After the round-up was over or maybe even before, the threshing had to start. The grain would be cut with a binder when it was the right degree of ripeness. The grain sheaths would be stacked (or placed in small groups with each sheath on it’s butt end so the grain would dry). After it was thoroughly dry, the sheaths would be placed on hay racks on wagons with the grain end in so the grain would not be knocked off and hauled by teams to a central point where it would be stacked in rectangular stacks. The stacks would be pointed on top to shed water which often came at this time of year. Hopefully, before the snow came, the threshers would be towed in by the old iron wheel tractor and threshing would begin. Since grain was a minor product on the ranch, this was only a two or three day job. And it left a huge stack of straw for small boys to play in, till Dad stopped me. The grain on our ranch would be wormed out of the thresher into an open wagon and hauled to the grainary. On our ranch there was no grainary so the older boys would move back into the kitchen and the grain would be put into the old bunk house. Barley and oats were the only grains that would grow in that high country.

Before winter set in, several trips had to be made to Almy for coal and to Evanston for the winter supplies.
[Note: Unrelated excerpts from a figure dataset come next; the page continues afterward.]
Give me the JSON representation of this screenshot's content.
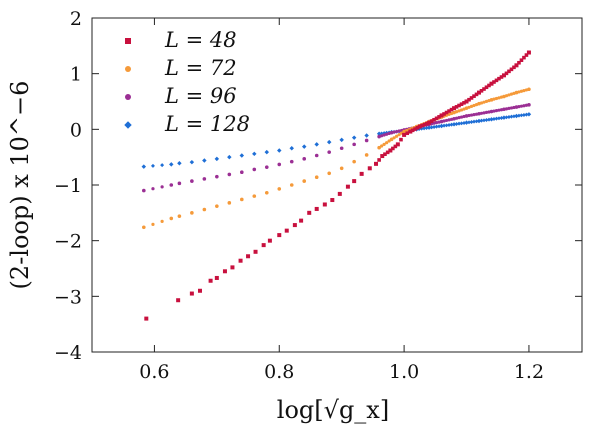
{
  "chart_data": {
    "type": "scatter",
    "xlabel": "log[√g_x]",
    "ylabel": "(2-loop) x 10^−6",
    "xlim": [
      0.5,
      1.285
    ],
    "ylim": [
      -4,
      2
    ],
    "xticks": [
      0.6,
      0.8,
      1.0,
      1.2
    ],
    "xtick_labels": [
      "0.6",
      "0.8",
      "1.0",
      "1.2"
    ],
    "yticks": [
      -4,
      -3,
      -2,
      -1,
      0,
      1,
      2
    ],
    "ytick_labels": [
      "−4",
      "−3",
      "−2",
      "−1",
      "0",
      "1",
      "2"
    ],
    "grid": false,
    "legend_position": "top-left",
    "series": [
      {
        "name": "L = 48",
        "color": "#c8103e",
        "marker": "square",
        "points": [
          [
            0.587,
            -3.4
          ],
          [
            0.638,
            -3.07
          ],
          [
            0.66,
            -2.95
          ],
          [
            0.673,
            -2.9
          ],
          [
            0.69,
            -2.72
          ],
          [
            0.7,
            -2.67
          ],
          [
            0.713,
            -2.55
          ],
          [
            0.725,
            -2.48
          ],
          [
            0.738,
            -2.36
          ],
          [
            0.75,
            -2.28
          ],
          [
            0.762,
            -2.2
          ],
          [
            0.775,
            -2.08
          ],
          [
            0.785,
            -2.0
          ],
          [
            0.8,
            -1.9
          ],
          [
            0.812,
            -1.82
          ],
          [
            0.825,
            -1.72
          ],
          [
            0.835,
            -1.64
          ],
          [
            0.848,
            -1.5
          ],
          [
            0.86,
            -1.43
          ],
          [
            0.873,
            -1.35
          ],
          [
            0.885,
            -1.27
          ],
          [
            0.897,
            -1.16
          ],
          [
            0.91,
            -1.03
          ],
          [
            0.92,
            -0.93
          ],
          [
            0.932,
            -0.8
          ],
          [
            0.945,
            -0.7
          ],
          [
            0.955,
            -0.62
          ],
          [
            0.965,
            -0.48
          ],
          [
            0.978,
            -0.38
          ],
          [
            0.99,
            -0.27
          ],
          [
            1.0,
            -0.1
          ],
          [
            1.01,
            -0.04
          ],
          [
            1.025,
            0.05
          ],
          [
            1.04,
            0.12
          ],
          [
            1.06,
            0.25
          ],
          [
            1.08,
            0.38
          ],
          [
            1.1,
            0.5
          ],
          [
            1.12,
            0.66
          ],
          [
            1.14,
            0.82
          ],
          [
            1.16,
            0.97
          ],
          [
            1.18,
            1.15
          ],
          [
            1.2,
            1.38
          ]
        ]
      },
      {
        "name": "L = 72",
        "color": "#f59a3a",
        "marker": "circle",
        "points": [
          [
            0.583,
            -1.76
          ],
          [
            0.627,
            -1.6
          ],
          [
            0.64,
            -1.56
          ],
          [
            0.66,
            -1.5
          ],
          [
            0.68,
            -1.44
          ],
          [
            0.7,
            -1.38
          ],
          [
            0.72,
            -1.32
          ],
          [
            0.74,
            -1.26
          ],
          [
            0.76,
            -1.2
          ],
          [
            0.78,
            -1.14
          ],
          [
            0.8,
            -1.07
          ],
          [
            0.82,
            -1.0
          ],
          [
            0.84,
            -0.93
          ],
          [
            0.86,
            -0.86
          ],
          [
            0.88,
            -0.79
          ],
          [
            0.9,
            -0.7
          ],
          [
            0.92,
            -0.58
          ],
          [
            0.94,
            -0.46
          ],
          [
            0.96,
            -0.33
          ],
          [
            0.98,
            -0.18
          ],
          [
            1.0,
            -0.04
          ],
          [
            1.02,
            0.05
          ],
          [
            1.04,
            0.14
          ],
          [
            1.06,
            0.22
          ],
          [
            1.08,
            0.3
          ],
          [
            1.1,
            0.38
          ],
          [
            1.12,
            0.46
          ],
          [
            1.14,
            0.53
          ],
          [
            1.16,
            0.59
          ],
          [
            1.18,
            0.66
          ],
          [
            1.2,
            0.72
          ]
        ]
      },
      {
        "name": "L = 96",
        "color": "#9b2f94",
        "marker": "circle",
        "points": [
          [
            0.583,
            -1.1
          ],
          [
            0.627,
            -1.0
          ],
          [
            0.64,
            -0.97
          ],
          [
            0.66,
            -0.93
          ],
          [
            0.68,
            -0.89
          ],
          [
            0.7,
            -0.85
          ],
          [
            0.72,
            -0.81
          ],
          [
            0.74,
            -0.77
          ],
          [
            0.76,
            -0.72
          ],
          [
            0.78,
            -0.68
          ],
          [
            0.8,
            -0.63
          ],
          [
            0.82,
            -0.58
          ],
          [
            0.84,
            -0.53
          ],
          [
            0.86,
            -0.47
          ],
          [
            0.88,
            -0.41
          ],
          [
            0.9,
            -0.34
          ],
          [
            0.92,
            -0.27
          ],
          [
            0.94,
            -0.2
          ],
          [
            0.96,
            -0.13
          ],
          [
            0.98,
            -0.06
          ],
          [
            1.0,
            -0.01
          ],
          [
            1.02,
            0.04
          ],
          [
            1.04,
            0.09
          ],
          [
            1.06,
            0.14
          ],
          [
            1.08,
            0.19
          ],
          [
            1.1,
            0.24
          ],
          [
            1.12,
            0.28
          ],
          [
            1.14,
            0.32
          ],
          [
            1.16,
            0.36
          ],
          [
            1.18,
            0.4
          ],
          [
            1.2,
            0.44
          ]
        ]
      },
      {
        "name": "L = 128",
        "color": "#1f6fd6",
        "marker": "diamond",
        "points": [
          [
            0.583,
            -0.67
          ],
          [
            0.627,
            -0.63
          ],
          [
            0.64,
            -0.61
          ],
          [
            0.66,
            -0.59
          ],
          [
            0.68,
            -0.56
          ],
          [
            0.7,
            -0.53
          ],
          [
            0.72,
            -0.5
          ],
          [
            0.74,
            -0.47
          ],
          [
            0.76,
            -0.44
          ],
          [
            0.78,
            -0.41
          ],
          [
            0.8,
            -0.38
          ],
          [
            0.82,
            -0.34
          ],
          [
            0.84,
            -0.31
          ],
          [
            0.86,
            -0.27
          ],
          [
            0.88,
            -0.23
          ],
          [
            0.9,
            -0.19
          ],
          [
            0.92,
            -0.15
          ],
          [
            0.94,
            -0.11
          ],
          [
            0.96,
            -0.08
          ],
          [
            0.98,
            -0.05
          ],
          [
            1.0,
            -0.03
          ],
          [
            1.02,
            0.0
          ],
          [
            1.04,
            0.03
          ],
          [
            1.06,
            0.06
          ],
          [
            1.08,
            0.09
          ],
          [
            1.1,
            0.12
          ],
          [
            1.12,
            0.15
          ],
          [
            1.14,
            0.18
          ],
          [
            1.16,
            0.21
          ],
          [
            1.18,
            0.24
          ],
          [
            1.2,
            0.27
          ]
        ]
      }
    ]
  }
}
These were two day trips—one day for going and one day for loading and returning home.

The teams knew the way home and generally it left the driver with nothing much to do. Sometimes they would carry a rifle in hopes of getting a shot at a passing coyote or maybe a deer, but more often a few sage hens. A rifle would make a mess of a chicken if it was shot in the body. So it became a matter of pride and shooting prowess for shooting sage hens only in the head. And sage hens were a delightful change from beef and mutton.